Ever since the enactment of the CARES Act, everyone’s attention has been focused on the direct payments to individuals ($1,200 payment per individual, releasing the week of April 13) and the Paycheck Protection Program (PPP) whose funds are scheduled to end the same week. The law is actually 880 pages long and has a lot more benefits and programs that are not getting as much attention. In this post I’ll break down the other important areas of the CARES Act.
Stimulus Checks Are Just an Estimate of the 2020 Available Credit
There has been a ton of press regarding the $1,200 checks–who is getting checks, when will the checks arrive, and how much individuals will get. The problem is that while these checks are sorely needed, they are simply an advance on a tax credit located on your 2020 taxes. That means that you could receive the maximum $1,200 check because you made less than $75,000 in 2019, but then if you make over $75,000 in 2020 this would technically require you to “pay back” the credit that is no longer due. The law is split on whether or not taxpayers are required to pay back the difference. The house bill explicitly says that no repayment is required, the senate bill and final bill are silent on the subject.

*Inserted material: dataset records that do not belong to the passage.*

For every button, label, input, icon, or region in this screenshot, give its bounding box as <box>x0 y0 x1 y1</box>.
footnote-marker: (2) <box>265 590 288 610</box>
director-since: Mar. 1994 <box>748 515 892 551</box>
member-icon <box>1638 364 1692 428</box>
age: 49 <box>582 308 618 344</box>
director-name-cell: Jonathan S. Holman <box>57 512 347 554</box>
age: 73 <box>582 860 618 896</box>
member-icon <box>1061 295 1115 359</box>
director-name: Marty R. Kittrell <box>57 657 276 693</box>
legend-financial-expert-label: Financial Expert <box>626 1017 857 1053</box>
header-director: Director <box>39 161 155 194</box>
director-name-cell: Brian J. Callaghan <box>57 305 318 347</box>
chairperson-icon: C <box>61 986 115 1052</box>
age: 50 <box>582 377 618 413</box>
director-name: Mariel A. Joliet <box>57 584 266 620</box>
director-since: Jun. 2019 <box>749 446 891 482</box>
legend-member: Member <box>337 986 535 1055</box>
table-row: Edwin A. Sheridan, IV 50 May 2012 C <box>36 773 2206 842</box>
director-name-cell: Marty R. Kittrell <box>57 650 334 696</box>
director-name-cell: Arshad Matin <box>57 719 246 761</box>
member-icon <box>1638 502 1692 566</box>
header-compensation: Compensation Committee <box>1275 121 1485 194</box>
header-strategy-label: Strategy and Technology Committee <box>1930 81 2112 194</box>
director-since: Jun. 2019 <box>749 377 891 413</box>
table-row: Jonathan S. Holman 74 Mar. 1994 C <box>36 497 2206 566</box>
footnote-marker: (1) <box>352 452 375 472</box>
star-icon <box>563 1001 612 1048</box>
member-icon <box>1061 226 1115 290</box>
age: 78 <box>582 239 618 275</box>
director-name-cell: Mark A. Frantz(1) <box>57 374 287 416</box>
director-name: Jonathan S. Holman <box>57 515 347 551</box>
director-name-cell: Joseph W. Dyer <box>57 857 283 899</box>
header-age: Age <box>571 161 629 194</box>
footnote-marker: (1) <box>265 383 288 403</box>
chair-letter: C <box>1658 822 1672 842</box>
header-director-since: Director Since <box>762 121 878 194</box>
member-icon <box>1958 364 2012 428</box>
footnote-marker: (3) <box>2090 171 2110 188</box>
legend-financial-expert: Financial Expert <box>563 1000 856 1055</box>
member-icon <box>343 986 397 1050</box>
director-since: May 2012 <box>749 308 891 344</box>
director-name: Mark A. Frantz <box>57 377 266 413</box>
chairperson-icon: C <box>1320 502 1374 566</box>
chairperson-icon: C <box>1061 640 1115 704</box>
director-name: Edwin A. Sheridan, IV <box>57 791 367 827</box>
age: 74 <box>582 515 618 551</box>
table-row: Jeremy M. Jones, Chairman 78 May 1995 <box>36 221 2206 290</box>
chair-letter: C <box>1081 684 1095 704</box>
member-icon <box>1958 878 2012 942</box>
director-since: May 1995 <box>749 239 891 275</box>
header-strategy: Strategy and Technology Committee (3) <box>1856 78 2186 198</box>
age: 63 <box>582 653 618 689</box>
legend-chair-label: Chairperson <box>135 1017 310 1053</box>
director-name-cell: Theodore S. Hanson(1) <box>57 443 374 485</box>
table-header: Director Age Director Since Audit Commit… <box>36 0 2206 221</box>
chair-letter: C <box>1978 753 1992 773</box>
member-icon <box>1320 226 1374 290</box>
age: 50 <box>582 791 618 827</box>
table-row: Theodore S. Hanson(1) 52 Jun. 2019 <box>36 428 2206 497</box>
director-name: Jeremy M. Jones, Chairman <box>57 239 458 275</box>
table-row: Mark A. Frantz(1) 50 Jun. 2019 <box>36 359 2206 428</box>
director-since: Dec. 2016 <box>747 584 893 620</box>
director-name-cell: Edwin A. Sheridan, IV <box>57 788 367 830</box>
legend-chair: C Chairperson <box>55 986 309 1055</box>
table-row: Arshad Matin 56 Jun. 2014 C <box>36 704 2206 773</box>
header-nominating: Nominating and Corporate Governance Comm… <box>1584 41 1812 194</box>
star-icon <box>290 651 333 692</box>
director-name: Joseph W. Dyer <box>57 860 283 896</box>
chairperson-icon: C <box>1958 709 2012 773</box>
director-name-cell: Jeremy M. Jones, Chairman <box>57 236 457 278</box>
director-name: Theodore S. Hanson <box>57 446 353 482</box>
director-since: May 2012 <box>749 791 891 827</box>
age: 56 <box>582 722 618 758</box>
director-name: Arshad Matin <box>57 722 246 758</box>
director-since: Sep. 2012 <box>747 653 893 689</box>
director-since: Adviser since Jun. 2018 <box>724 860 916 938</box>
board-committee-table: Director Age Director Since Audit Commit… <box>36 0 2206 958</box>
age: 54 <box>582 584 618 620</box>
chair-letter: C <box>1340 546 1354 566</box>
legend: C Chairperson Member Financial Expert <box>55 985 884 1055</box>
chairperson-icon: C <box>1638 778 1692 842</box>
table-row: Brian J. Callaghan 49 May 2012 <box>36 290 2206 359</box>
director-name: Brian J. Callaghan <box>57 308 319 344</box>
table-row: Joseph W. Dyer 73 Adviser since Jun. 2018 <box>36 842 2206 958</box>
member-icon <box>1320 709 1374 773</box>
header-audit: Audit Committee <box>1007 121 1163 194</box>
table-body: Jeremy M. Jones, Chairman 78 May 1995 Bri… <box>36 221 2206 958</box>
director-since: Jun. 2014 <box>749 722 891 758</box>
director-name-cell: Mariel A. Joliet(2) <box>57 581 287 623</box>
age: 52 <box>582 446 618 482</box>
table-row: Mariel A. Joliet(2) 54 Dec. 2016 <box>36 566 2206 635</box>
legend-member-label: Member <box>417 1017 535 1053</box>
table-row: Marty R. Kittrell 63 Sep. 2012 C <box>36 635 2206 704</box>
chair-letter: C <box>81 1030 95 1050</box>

Like everything else in the CARES Act, we will need to wait until we see the final regulations to have certainty on the matter.
Tax Credits Are Available if You Don’t Receive a Paycheck Protection Program Loan
The press has paid so much attention to the Paycheck Protection Program (PPP) loan (the difficulty in applying for the loan, the available fixed amount, the deadline to get the applications in) but there are employer tax credits that are only available if you DON’T receive a PPP loan. The CARES Act created the Employee Retention Credit. It is a fully refundable tax credit equal to 50% of qualified wages (including health plan expenses) up to a maximum of $5,000 per employee. This credit applies to qualified wages paid after March 12, 2020 and before January 1, 2021. The maximum credit is $5,000 (based upon the employee earning $10,000). Employers who qualify need to have been in business during 2020 and either:
- Fully or partially suspended operations during any quarter in 2020 due to orders from the appropriate government authority OR
- Experienced a significant decline in sales during a calendar quarter
The credit is calculated on the employer’s 941 payroll tax return. The tax return will reconcile the payroll taxes due and the credit earned by paying wages. For employers under 100 employees, the credit is based upon wages paid to all employees whether or not they worked in the quarter. If the employer had 100 employees in 2019, then the credit is based upon the wages paid to the employee who worked in the quarter.
Net Operating Loss Rules Have Changed
The Tax Cuts and Jobs Act (TCJA) changed the net operating loss rules to only allow for the carry forward of losses. The CARES Act changed the Net Operating Loss (NOL) rules in three significant ways:
- Provided for a five-year carryback for losses earned in 2018-2020
- Suspended the NOL limit of 80 percent of taxable income. This means that companies can use their NOLS to eliminate any taxable income in a given year
- Pass-through business owners can now use the NOL to offset their non-business income
The goal was to get funds into taxpayer hands quickly. With all of these changes, it is now possible to carry back losses to 2018-2020. This would require an amended tax return of the business and maybe even the shareholder, so check with your tax provider to see if it is worth it to amend your tax return.
Student Loan Deferrals and Interest
Student loans owned by the federal government now have automatic suspension of principal and interest until September 30, 2020. The interest rate is set to zero so you will not accrue additional interest during that period. The student loan servicer will automatically suspend the payments without any action from the borrower (you do not need to call them). In fact, if you made a payment after March 13, you can ask for a refund.
Private student lenders (Federal Family Education Loan-FFEL and Perkins loans held by the school) may suspend interest and payments but they are not under an obligation to do so.
Home Mortgage Forbearance
The CARES Act also created a program for federally-backed mortgages. Borrowers of these mortgages can ask for a 180-day forbearance and if you are still in economic difficulty, you can ask for another 180-day forbearance. Keep in mind that the payments are still due, they are just delayed until the economy starts moving again. If you ask for forbearance, the servicer cannot report that on your credit report. Private mortgage holders may offer forbearance, so it is worth asking for help if you need it.